Apparently (?), a line operator over a very large loop with length $L$ can obey either perimeter law or area law, $-\log\langle U\rangle\sim L^a$ with $a=1,2$, respectively. We call these options "deconfimenent" and "confinement", and this seems to be of crucial importance in QCD.
Is there an argument as to why these two are the only options? Can we have fractional exponent $a$? For example, $a=1/2$ would be an even milder decay than perimeter law, would we still call $U$ deconfined in such case? Similarly, $a=3/2$ is faster than perimeter but slower than area, is such a line confined?
I could perhaps convince myself that only integral $a$ can appear in perturbation theory, but the large-loop behaviour is in general highly non-perturbative, with lots of non-trivial anomalous dimensions, etc. So I don't find a perturbative argument reliable.

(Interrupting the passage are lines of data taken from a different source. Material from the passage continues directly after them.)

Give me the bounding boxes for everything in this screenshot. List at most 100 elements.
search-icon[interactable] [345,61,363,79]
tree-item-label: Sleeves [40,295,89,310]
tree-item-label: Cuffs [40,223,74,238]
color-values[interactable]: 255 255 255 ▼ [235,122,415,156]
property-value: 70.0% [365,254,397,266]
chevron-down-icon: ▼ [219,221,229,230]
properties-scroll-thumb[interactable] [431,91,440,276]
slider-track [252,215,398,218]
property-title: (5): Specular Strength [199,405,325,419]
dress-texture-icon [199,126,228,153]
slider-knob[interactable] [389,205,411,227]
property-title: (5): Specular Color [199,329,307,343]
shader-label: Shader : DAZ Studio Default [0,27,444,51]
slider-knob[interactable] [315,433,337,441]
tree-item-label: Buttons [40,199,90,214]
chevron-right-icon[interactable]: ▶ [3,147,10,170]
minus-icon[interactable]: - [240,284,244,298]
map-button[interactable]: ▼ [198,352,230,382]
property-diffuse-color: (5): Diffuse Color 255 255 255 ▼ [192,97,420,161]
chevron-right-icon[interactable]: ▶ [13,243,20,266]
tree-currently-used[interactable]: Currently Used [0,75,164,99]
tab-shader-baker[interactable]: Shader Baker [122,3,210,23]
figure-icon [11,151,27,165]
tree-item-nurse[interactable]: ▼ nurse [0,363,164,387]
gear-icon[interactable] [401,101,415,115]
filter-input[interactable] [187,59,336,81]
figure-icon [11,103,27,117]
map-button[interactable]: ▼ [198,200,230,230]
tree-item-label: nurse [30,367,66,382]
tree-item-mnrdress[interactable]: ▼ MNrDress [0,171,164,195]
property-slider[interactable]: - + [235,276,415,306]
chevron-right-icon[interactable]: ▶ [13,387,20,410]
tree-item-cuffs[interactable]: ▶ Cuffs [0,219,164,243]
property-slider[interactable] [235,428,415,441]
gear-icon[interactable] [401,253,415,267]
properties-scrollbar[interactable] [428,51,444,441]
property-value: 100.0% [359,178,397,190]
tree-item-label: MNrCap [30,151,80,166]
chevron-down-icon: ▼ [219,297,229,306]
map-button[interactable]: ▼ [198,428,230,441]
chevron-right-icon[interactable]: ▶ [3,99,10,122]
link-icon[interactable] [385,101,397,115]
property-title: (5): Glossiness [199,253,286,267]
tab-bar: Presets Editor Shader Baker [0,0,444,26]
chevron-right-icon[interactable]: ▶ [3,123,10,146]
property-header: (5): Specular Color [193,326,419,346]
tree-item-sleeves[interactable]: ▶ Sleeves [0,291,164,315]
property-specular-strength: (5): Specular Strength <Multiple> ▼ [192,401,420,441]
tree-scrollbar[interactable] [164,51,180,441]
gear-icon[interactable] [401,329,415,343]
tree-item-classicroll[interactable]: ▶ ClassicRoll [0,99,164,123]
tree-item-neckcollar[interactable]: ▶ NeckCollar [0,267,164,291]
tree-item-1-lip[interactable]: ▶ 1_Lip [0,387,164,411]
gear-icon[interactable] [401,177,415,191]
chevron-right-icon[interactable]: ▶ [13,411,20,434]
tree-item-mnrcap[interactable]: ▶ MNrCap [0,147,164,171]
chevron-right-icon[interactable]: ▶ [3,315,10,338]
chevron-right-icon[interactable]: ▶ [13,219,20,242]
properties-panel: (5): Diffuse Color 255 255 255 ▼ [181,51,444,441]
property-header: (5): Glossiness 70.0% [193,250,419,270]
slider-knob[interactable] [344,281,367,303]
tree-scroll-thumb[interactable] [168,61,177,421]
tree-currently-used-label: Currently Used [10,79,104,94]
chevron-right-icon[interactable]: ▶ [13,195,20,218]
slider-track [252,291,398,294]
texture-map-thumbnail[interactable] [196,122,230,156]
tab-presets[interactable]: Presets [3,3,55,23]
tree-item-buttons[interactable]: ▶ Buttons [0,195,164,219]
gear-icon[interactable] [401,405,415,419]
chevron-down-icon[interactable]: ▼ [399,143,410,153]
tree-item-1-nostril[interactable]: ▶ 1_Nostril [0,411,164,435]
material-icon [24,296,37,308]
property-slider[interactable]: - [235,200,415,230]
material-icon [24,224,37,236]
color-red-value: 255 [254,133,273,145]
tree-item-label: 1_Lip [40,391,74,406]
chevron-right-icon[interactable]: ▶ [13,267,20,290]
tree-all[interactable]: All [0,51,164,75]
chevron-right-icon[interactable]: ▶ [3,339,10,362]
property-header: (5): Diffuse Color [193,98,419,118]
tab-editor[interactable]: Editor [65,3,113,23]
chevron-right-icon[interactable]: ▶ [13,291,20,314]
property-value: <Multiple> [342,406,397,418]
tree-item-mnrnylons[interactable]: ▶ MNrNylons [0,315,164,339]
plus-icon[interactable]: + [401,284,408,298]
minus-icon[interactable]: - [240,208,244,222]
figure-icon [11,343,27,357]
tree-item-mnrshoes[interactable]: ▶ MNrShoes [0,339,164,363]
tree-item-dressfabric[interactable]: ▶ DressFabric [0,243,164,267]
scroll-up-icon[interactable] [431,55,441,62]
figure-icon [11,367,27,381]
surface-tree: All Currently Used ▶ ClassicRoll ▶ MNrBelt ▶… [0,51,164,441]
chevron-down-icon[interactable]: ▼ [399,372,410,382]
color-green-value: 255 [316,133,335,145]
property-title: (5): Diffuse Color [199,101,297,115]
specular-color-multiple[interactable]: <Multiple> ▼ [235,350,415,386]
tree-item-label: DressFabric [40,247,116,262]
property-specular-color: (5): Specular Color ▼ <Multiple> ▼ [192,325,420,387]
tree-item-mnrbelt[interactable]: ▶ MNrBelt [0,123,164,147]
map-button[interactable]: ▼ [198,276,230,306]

Also: I am interested in general QFTs, not necessarily 4d gauge theories with $U$ a Wilson line. I would also like to understand other types of line operators, in other types of QFTs, such as e.g. something like a Verlinde line in 2d. Is there a similar classification of area vs perimeter in such cases? Or does this only work for Wilson loops in 4d? I believe it also makes sense to discuss confimenent in gauge theories in other dimensions, so there should exist some similar criterion.